すべてのタスクが正しい結果を出すが、全体的な解答は正しくない事象を「コンポーザビリティ・ギャップ」と呼ぶらしいが、各々のTools・タスク間の挙動は問題なくとも、組み合わせやその順序による絶妙に噛み合わない可能性もあり得る。
ReActなんかは本当に新しいソフトウェアの形を感じて、これからどれだけ浸透するのかはわからないが面白そうな領域というのは素直に思う。
(とりあえずReactとGoogle検索結果で戦えるようになったらすごい)

提案としては、コントロールフローだけでなく、各コンポーネントをユニットテストすべきだし、各コンポーネントで、(入力、期待出力)のペアを評価例として定義し、プロンプトやコントロールフローを更新するたびに、アプリケーションを評価すべきだと述べている、アプリケーション全体の統合テストも行えると。

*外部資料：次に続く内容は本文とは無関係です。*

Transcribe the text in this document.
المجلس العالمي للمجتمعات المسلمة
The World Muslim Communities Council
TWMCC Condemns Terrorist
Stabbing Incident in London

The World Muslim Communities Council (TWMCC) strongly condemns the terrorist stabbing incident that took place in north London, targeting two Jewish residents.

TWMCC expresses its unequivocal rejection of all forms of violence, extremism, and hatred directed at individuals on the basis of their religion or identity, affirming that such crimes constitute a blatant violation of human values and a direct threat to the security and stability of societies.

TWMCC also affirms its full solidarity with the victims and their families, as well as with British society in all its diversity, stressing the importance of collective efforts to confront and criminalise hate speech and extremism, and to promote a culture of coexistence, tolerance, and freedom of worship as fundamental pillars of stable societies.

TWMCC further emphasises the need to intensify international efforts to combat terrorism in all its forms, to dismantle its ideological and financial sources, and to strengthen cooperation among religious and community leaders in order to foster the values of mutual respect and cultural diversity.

Part 3. Promising use cases

どのようなユースケースが有望なのか?についての章。
存在知らなかったのでハッカソンのシートが共有されてるのはめちゃくちゃ参考になって嬉しい。
GPT-4 Hackathon Code Results Langchain Gen Mo Hackathon

記事で取り上げられているユースケースは以下

  • AI assistant
  • Chatbot
  • Programming and gaming
  • Learning
  • Talk-to-your-data
  • Search and recommendation
  • Sales
  • SEO

全部面白そうだが、本業においてはTalk-to-your-dataとSearch and recommendationとSales。
個人的関心においては、AI assistantとLearning。
Programming and gamingはもはやエンジニアとしての必須科目感で、SEOはさらに信用できないコンテンツに溢れる世紀末感。

個人的には、そろそろWindowsのイルカのイメージを払拭するアシスタントをプロダクトに組み込めるだろう..というのはやりたみがある。

終わり

学びも多く良い記事だった。頷ける点もたくさん。
そして本当に↓の通りだなと改めて。

We’re still in the early days of LLMs applications

However, given so much happening, it’s hard to know which will matter, and which won’t.